Nefrite Intersticial Aguda: Diagnóstico e Causas Comuns

SES-RJ - Secretaria de Estado de Saúde do Rio de Janeiro — Prova 2020

Enunciado

Mulher de 28 anos com endocardite infecciosa, febril, inicia tratamento empírico. Após nove dias de tratamento, desenvolve retenção de escórias nitrogenadas, porém mantendo volume urinário normal. O sedimento urinário mostra eosinófilos e piúria estéril. O quadro clínico laboratorial corresponde a:

Alternativas

  1. A) necrose tubular aguda
  2. B) nefrite intersticial aguda
  3. C) insuficiência renal aguda relacionada à sepsis
  4. D) insuficiência renal aguda relacionada à isquemia

Pérola Clínica

IRA não oligúrica + eosinofilúria + piúria estéril + uso de drogas → Nefrite Intersticial Aguda.

Resumo-Chave

O quadro de insuficiência renal aguda com retenção de escórias nitrogenadas, volume urinário normal (IRA não oligúrica), associado a eosinófilos e piúria estéril no sedimento urinário, é altamente sugestivo de nefrite intersticial aguda, frequentemente induzida por medicamentos, como antibióticos usados no tratamento de endocardite.

Contexto Educacional

A nefrite intersticial aguda (NIA) é uma causa importante de insuficiência renal aguda (IRA), caracterizada por um processo inflamatório no interstício renal. Frequentemente, é uma reação de hipersensibilidade a medicamentos, sendo os antibióticos (como os usados empiricamente em endocardite infecciosa), AINEs e inibidores da bomba de prótons as causas mais comuns. A suspeita clínica é crucial, especialmente em pacientes que desenvolvem IRA após o início de novas medicações. O quadro clínico da NIA pode ser inespecífico, com febre, rash cutâneo e eosinofilia periférica (a clássica tríade, presente em minoria dos casos). No entanto, a apresentação mais comum é a elevação da creatinina e ureia, muitas vezes com diurese preservada (IRA não oligúrica). O sedimento urinário é a chave diagnóstica, revelando eosinofilúria (detectada por coloração específica) e piúria estéril, ou seja, leucócitos na urina sem evidência de infecção bacteriana. A proteinúria é geralmente leve a moderada, não atingindo níveis nefróticos. O manejo da NIA envolve a identificação e suspensão imediata do agente etiológico. Em casos graves ou com progressão da disfunção renal, a terapia com corticosteroides pode ser considerada, embora sua eficácia total seja debatida e dependa da causa subjacente e do tempo de início. O prognóstico é geralmente bom com a remoção do agente agressor, mas a recuperação completa da função renal pode levar semanas ou meses, e alguns pacientes podem evoluir para doença renal crônica.

Perguntas Frequentes

Quais são os achados laboratoriais sugestivos de nefrite intersticial aguda?
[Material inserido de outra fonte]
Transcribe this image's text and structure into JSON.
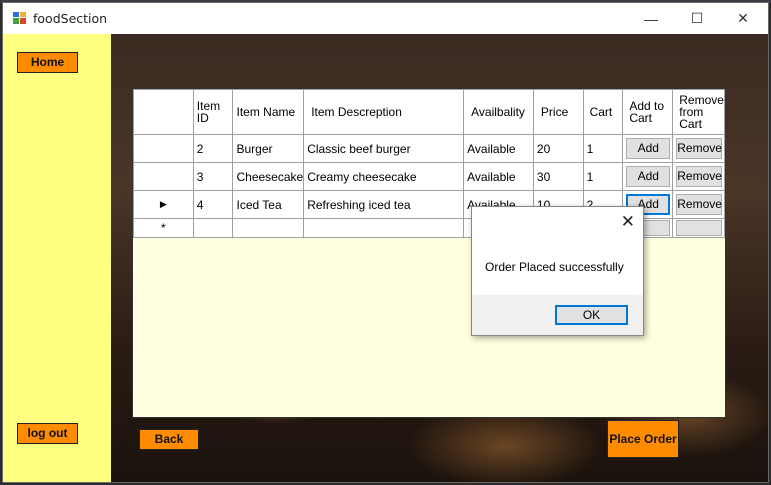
{
  "window": {
    "title": "foodSection",
    "minimize_glyph": "—",
    "maximize_glyph": "☐",
    "close_glyph": "✕"
  },
  "sidebar": {
    "home_label": "Home",
    "logout_label": "log out"
  },
  "actions": {
    "back_label": "Back",
    "place_order_label": "Place Order"
  },
  "grid": {
    "columns": [
      "Item ID",
      "Item Name",
      "Item Descreption",
      "Availbality",
      "Price",
      "Cart",
      "Add to Cart",
      "Remove from Cart"
    ],
    "rows": [
      {
        "indicator": "",
        "id": "2",
        "name": "Burger",
        "description": "Classic beef burger",
        "availability": "Available",
        "price": "20",
        "cart": "1",
        "add": "Add",
        "remove": "Remove"
      },
      {
        "indicator": "",
        "id": "3",
        "name": "Cheesecake",
        "description": "Creamy cheesecake",
        "availability": "Available",
        "price": "30",
        "cart": "1",
        "add": "Add",
        "remove": "Remove"
      },
      {
        "indicator": "▶",
        "id": "4",
        "name": "Iced Tea",
        "description": "Refreshing iced tea",
        "availability": "Available",
        "price": "10",
        "cart": "2",
        "add": "Add",
        "remove": "Remove"
      }
    ],
    "new_row_indicator": "*"
  },
  "dialog": {
    "message": "Order Placed successfully",
    "ok_label": "OK",
    "close_glyph": "✕"
  },
  "colors": {
    "sidebar": "#ffff80",
    "button_orange": "#ff8c00",
    "grid_background": "#ffffe0",
    "focus_blue": "#0078d7"
  }
}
Os achados laboratoriais incluem elevação das escórias nitrogenadas (creatinina e ureia), com volume urinário geralmente normal (IRA não oligúrica). No sedimento urinário, são característicos a presença de eosinófilos (eosinofilúria) e piúria estéril, além de proteinúria não nefrótica.

Quais medicamentos são mais frequentemente associados à nefrite intersticial aguda?

Os medicamentos mais comumente associados à NIA são antibióticos (especialmente beta-lactâmicos como penicilinas e cefalosporinas, rifampicina, sulfas), anti-inflamatórios não esteroides (AINEs), diuréticos (furosemida, tiazídicos) e inibidores da bomba de prótons (IBP).

Como diferenciar nefrite intersticial aguda de necrose tubular aguda?

A NIA é caracterizada por eosinofilúria e piúria estéril, além de uma IRA que pode ser não oligúrica. Já a necrose tubular aguda (NTA) tipicamente apresenta cilindros granulosos e células tubulares no sedimento urinário, e frequentemente cursa com oligúria, sendo causada por isquemia ou nefrotoxinas diretas.